Several imponderables requiring formation of a subjective opinion in that sphere may be involved, at times. The only realistic approach is to leave it to the wisdom of the hierarchical superiors to make that decision. Unless the decision is vitiated by mala fides or infraction of any professed norm or principle governing the transfer, which alone can be scrutinised judicially, there are no judicially manageable standards for scrutinising all transfers and the courts lack the necessary expertise for personnel management of all government departments. This must be left, in public interest, to the departmental heads subject, limited judicial scrutiny indicated”.

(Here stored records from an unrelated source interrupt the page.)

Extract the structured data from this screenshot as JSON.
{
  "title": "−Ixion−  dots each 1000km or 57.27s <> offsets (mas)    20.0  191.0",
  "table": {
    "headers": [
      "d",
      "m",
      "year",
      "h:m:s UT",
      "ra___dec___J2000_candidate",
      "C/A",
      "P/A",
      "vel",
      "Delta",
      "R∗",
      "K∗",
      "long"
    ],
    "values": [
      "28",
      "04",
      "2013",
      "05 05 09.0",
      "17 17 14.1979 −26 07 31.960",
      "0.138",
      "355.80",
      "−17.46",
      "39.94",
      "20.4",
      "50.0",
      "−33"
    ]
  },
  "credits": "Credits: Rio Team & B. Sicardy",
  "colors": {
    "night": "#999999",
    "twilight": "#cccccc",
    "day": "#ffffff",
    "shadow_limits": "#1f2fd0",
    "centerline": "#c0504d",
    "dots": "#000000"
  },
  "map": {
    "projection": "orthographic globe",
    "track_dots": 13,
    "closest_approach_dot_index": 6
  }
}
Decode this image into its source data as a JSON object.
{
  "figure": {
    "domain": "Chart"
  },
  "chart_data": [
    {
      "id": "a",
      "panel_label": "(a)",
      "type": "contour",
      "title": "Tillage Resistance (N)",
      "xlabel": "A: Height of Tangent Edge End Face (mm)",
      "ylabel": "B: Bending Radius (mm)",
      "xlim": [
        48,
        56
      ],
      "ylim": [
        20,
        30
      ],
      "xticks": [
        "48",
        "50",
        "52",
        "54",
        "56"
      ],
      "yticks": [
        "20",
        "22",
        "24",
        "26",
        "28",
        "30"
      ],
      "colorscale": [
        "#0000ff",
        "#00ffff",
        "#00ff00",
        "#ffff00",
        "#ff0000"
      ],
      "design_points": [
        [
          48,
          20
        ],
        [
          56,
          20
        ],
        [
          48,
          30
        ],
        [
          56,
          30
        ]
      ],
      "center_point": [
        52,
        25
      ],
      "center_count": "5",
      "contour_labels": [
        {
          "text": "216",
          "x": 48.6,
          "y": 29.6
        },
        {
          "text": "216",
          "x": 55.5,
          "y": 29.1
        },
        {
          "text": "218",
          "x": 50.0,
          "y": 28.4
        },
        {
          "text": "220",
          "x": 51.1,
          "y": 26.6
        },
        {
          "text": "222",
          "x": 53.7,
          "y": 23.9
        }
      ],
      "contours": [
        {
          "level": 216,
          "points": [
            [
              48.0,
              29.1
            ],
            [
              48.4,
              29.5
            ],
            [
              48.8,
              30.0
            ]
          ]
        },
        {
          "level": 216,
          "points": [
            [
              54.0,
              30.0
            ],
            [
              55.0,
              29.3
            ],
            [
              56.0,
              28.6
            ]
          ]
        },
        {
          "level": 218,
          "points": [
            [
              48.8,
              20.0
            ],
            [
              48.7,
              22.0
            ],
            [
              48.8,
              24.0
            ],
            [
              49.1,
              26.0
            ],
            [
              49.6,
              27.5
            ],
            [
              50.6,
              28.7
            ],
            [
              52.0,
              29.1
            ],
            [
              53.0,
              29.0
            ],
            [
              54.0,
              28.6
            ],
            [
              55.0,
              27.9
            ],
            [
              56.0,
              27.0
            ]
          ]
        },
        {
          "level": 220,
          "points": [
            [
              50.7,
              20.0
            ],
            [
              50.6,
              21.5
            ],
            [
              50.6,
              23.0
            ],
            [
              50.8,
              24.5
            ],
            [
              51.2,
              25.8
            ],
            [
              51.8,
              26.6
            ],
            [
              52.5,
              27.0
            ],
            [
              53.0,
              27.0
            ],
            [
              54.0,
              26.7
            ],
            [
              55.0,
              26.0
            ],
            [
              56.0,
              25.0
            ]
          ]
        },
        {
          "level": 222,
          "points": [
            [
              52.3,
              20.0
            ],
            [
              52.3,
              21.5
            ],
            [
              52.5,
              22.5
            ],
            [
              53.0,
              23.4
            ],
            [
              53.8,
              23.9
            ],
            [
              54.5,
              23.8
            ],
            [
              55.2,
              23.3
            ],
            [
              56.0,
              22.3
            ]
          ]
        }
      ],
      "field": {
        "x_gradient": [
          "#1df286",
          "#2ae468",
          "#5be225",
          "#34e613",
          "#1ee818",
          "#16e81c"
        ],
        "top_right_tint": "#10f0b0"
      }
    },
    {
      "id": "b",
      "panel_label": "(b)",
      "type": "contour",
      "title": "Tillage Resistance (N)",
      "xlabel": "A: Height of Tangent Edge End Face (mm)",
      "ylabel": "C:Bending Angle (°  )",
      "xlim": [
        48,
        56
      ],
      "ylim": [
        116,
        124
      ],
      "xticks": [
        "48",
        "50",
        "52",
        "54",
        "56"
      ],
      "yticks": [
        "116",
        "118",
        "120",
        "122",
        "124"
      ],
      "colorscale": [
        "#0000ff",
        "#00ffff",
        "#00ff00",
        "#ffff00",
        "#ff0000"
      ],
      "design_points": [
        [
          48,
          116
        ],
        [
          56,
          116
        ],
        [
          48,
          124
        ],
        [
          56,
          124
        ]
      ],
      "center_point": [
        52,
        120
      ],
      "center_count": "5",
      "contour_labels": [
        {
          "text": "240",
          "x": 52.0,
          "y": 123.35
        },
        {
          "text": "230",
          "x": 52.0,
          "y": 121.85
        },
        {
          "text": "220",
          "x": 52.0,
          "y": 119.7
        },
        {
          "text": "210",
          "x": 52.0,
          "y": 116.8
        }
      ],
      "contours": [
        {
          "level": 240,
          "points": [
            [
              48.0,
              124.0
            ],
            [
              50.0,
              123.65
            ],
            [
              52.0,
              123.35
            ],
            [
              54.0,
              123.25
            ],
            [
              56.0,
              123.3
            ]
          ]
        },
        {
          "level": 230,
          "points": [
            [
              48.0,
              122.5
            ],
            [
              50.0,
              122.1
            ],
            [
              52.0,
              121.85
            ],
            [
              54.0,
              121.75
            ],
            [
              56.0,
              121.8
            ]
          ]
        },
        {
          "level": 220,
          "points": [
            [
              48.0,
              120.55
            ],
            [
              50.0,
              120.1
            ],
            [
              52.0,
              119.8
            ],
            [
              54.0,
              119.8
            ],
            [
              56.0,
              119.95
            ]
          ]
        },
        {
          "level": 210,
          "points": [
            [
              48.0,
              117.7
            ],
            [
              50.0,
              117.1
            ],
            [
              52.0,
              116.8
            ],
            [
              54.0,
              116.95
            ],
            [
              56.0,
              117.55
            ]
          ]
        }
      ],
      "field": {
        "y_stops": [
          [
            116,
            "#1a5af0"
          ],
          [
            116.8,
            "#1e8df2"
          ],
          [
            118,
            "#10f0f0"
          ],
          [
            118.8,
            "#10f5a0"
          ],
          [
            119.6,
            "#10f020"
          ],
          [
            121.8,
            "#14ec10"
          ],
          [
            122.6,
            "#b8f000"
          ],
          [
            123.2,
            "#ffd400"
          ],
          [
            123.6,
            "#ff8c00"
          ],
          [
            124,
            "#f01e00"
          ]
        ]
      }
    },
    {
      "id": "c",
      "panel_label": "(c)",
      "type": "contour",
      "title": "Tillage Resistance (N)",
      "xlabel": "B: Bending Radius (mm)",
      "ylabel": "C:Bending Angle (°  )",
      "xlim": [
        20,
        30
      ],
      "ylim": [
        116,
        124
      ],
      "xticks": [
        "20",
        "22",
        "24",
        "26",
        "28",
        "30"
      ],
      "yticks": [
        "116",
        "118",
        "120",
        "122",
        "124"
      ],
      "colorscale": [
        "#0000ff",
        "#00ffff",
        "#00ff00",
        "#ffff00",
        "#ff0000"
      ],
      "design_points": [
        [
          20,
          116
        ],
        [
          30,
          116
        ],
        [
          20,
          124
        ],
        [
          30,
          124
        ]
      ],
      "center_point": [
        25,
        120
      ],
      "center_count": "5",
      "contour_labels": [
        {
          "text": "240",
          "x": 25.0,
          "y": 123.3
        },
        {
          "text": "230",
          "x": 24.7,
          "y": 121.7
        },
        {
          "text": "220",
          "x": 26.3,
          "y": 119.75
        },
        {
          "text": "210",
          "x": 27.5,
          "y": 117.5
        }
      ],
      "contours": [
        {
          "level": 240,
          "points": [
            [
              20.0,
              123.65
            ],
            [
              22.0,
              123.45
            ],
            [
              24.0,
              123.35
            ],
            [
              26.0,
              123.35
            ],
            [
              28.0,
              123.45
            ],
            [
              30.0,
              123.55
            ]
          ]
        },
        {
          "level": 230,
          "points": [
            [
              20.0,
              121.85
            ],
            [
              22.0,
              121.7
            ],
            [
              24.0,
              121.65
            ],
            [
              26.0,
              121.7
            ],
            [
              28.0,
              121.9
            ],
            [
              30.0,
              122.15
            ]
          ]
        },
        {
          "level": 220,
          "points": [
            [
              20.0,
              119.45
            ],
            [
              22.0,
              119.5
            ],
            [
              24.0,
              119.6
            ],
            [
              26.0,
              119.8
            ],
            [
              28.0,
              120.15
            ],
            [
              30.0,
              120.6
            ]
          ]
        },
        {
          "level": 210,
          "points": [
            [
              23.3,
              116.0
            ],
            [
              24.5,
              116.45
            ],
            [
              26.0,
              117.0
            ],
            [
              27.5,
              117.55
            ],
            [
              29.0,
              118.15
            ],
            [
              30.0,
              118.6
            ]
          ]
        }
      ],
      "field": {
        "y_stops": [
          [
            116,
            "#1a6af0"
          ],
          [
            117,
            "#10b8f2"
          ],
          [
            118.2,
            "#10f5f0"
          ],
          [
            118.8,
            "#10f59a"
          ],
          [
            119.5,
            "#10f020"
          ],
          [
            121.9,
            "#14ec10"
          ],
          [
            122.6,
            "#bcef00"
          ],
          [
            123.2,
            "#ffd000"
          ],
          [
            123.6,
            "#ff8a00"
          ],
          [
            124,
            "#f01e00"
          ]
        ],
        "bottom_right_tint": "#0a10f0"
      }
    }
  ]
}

15. In Jayantilal Purshottamdas Panchat Vs. Commissioner of Motor Transport, Gujarat State 1997 LLR 918 the learned Single Judge of the Gujarat High Court had observed:

Every employee has aged and ailing parents and school going children, but transfer being an incident of service an employee who opts for Government service has to face these difficulties. It is for the department concerned to consider all these aspects but not for this Court sitting under Article 226 of the Constitution of India. The Courts have no jurisdiction to interfere with the order of transfer of public servants because it is entirely for the employer to decide when where and at what point of time a public servant is to be transferred from his present place of posting. As held by the apex Court in the case of Union of India Vs. S.L. Abbas (1993) Lab IC 1311) (Supra), this Court can interfere with the order of transfer only when it is vitiated with mala fides and or made in violation of some statutory rules, regulation etc. which is not the case of the petitioner here. The ground that it is midterm transfer in also not of any relevance for this Court under Article 226 of the Constitution. If the petitioner has some personal difficulties at Rajkot may be because of his ailment or the ailment of his mother, the proper court would have been to approach the authorities rather than to file petition before this Court
under Article 226 of the Constitution of India more particularly, when the petitioner has not challenged the order of transfer on the ground of malafides or violation of statutory provisions in making thereof. If such a representation is made, the authority has to consider the same as it comes out from the decision of the apex court in the case of Union of India Vs. S.L. Abbas 1993 Lab IC 1311 (Supra). In the result this writ petition fails and the same is dismissed.

16. Mr. Vipin Sanghi, the learned counsel for the petitioner submitted that the ratio laid down by the Supreme Court would not apply to the instant case that there can be no statutory rule in the respondent organisation because it is a Company though owned by the Government and therefore, according to the learned counsel, there is no question of the petitioner relying upon any statutory rule. According to the learned counsel for the petitioner, having regard to the language of the policy, it is enforceable. As pointed out by the Supreme Court the respondent no doubt is bound to follow the guidelines but the petitioner has failed to make out any case against the respondent that the respondent had violated the policy issued by the respondent itself.

17. I do not find any merit in the writ petition, in the light of the principles laid down by the Supreme Court and the Division Bench of this Court. Accordingly, the writ petition is dismissed. There shall be no order as to costs.